During the Covid-19 pandemic, personal protection equipment (PPE) was widely used to control the virus further spared. In this study, the presence of PPE wastes along the coastline of Bushehr port, the Persian Gulf from nine stations was investigated (4 times during 40 days), and their potential for microplastics (MPs) creation was preliminarily assessed. In total, more than 2380 PPE were collected in the study area. No significant differences were found between various beaches regarding their types and common activities. In addition, the estimated disposal rate of PPE per day and year is 350 and 127,750 items, respectively. More than 10% of the collected PPE from Bushehr's coastal areas on each sampling day were damaged. Based on the microscopic analysis, the left surgical masks and torn plastic gloves in the coastal regions are emerging sources of secondary microfibers and MP particles (mostly fragments and films) in the marine environments, respectively.
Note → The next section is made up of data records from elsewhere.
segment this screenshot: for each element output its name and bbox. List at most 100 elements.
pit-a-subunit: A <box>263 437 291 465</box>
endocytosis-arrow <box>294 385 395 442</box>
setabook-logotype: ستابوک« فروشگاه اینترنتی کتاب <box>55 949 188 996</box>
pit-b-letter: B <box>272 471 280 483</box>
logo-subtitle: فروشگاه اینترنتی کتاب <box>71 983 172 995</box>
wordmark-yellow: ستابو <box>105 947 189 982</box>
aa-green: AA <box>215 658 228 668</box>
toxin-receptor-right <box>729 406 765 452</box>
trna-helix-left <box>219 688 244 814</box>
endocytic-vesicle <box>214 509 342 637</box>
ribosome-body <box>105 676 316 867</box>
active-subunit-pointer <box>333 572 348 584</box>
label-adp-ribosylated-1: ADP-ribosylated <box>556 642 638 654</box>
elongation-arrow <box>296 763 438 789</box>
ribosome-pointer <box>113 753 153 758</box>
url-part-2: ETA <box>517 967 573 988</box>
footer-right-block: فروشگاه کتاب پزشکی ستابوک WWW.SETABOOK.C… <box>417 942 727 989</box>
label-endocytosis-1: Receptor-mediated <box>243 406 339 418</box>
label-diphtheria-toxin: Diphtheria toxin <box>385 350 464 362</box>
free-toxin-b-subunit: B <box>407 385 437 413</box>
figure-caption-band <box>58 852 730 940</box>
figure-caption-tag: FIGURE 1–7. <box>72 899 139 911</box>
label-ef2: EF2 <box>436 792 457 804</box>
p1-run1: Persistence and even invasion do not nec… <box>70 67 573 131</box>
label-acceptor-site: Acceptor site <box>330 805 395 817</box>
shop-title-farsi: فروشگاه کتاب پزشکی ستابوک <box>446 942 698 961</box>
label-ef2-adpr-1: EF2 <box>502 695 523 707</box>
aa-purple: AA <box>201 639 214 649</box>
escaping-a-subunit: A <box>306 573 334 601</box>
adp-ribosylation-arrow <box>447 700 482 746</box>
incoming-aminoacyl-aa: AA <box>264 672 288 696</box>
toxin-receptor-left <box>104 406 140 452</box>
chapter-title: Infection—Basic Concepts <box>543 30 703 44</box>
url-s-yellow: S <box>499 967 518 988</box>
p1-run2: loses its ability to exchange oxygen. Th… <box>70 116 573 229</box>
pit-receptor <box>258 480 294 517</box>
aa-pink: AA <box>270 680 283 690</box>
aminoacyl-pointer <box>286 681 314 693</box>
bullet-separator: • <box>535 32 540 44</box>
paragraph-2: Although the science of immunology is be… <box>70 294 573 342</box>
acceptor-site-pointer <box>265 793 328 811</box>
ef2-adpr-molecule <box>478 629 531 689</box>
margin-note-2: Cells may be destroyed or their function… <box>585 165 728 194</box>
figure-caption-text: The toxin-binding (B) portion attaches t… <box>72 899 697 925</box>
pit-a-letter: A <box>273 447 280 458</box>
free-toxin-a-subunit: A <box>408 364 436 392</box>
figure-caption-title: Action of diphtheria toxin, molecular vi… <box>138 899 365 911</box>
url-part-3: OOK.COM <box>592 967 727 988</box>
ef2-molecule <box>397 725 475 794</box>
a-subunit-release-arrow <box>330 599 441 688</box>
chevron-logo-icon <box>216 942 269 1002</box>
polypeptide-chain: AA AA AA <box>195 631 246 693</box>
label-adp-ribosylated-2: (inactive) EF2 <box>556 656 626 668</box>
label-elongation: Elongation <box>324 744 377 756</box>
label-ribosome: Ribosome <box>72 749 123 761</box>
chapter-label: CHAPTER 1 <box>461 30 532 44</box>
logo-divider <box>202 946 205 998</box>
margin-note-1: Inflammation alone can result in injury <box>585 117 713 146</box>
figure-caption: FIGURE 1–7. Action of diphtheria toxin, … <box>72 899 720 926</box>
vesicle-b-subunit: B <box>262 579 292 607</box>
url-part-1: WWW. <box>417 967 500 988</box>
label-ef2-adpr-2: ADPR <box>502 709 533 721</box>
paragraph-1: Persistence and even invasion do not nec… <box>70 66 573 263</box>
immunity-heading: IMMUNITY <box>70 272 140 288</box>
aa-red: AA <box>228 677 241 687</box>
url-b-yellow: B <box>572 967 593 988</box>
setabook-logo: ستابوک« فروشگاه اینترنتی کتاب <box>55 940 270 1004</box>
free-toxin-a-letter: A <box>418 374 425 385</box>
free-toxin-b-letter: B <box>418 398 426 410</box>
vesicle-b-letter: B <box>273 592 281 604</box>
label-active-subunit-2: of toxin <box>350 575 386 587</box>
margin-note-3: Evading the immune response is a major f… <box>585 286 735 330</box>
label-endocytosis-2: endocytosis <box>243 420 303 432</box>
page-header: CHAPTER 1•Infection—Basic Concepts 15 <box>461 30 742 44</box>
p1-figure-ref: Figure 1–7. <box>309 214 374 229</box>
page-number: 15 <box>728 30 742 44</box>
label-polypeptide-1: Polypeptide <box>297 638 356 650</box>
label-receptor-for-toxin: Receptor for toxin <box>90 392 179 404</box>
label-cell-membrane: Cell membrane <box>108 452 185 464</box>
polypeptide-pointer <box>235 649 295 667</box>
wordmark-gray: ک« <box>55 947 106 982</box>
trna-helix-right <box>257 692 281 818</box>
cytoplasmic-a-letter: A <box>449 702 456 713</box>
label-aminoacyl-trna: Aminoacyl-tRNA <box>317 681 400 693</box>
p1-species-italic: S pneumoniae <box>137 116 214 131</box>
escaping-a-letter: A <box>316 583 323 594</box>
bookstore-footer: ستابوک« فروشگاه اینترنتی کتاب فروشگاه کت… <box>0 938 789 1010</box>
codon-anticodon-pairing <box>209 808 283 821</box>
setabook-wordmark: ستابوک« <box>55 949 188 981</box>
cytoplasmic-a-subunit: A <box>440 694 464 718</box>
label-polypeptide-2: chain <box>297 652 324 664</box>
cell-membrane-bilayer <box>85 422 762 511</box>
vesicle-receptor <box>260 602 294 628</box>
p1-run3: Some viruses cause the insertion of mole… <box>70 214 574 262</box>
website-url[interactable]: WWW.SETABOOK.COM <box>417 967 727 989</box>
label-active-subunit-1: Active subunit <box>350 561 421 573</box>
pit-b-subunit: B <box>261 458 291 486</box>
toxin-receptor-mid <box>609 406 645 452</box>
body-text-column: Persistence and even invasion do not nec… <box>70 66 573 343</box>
During the last year, human beings have faced deadly infectious disease, and since March 2020, Covid-19 was declared as a pandemic by the World Health Organization (WHO) (Ducharme, 2020). Then, different measures have been used in different parts of the world, such as staying at home (lockdown), travel restriction, social distancing, washing of hands, surface disinfection, and isolation (Aragaw, 2020; Fadare and Okoffo, 2020; Rhee, 2020). Moreover, various personal protective equipment (PPE-i.e., face masks, gloves, face shields, alcohol spray) was used in different countries in order to control the virus further spared (De-la-Torre and Aragaw, 2021; Nowakowski et al., 2020). It is estimated that more than 129 billion face masks and 65 billion gloves have been used monthly all around the world (Prata et al., 2020). Discarded only 1% of these PPE exceeds ten million items (Celis et al., 2021) and can cause an environmental crisis.
Single-use face masks, N95 masks, gloves, and face shields are mainly produced from plastic polymers such as polypropylene, polystyrene, polyacrylonitrile, polyester, and polyurethane (Aragaw, 2020; Ardusso et al., 2021; Potluri and Needham, 2005; Sangkham, 2020). Most of the surgical masks have three layers: 1) an inner layer with soft fibers, 2) a middle layer with melt-gusted filter, and 3) an outer layer with nonwoven fibers which are usually colored and water-resistant (Aragaw, 2020; Fadare and Okoffo, 2020). Approximately the weight of polypropylene (PP) in a single N95 mask and surgical mask is 11 and 4.5 g, respectively (Abbasi et al., 2020; Liebsch, 2020). In addition, the most commonly single-use gloves are made of polyethylene (PE), latex, and nitrile (Nowakowski et al., 2020). Although these types of plastics can easily be recycled, they are usually mixed with other wastes or left in the environment (i.e., parks, beaches, forests) (Nowakowski et al., 2020).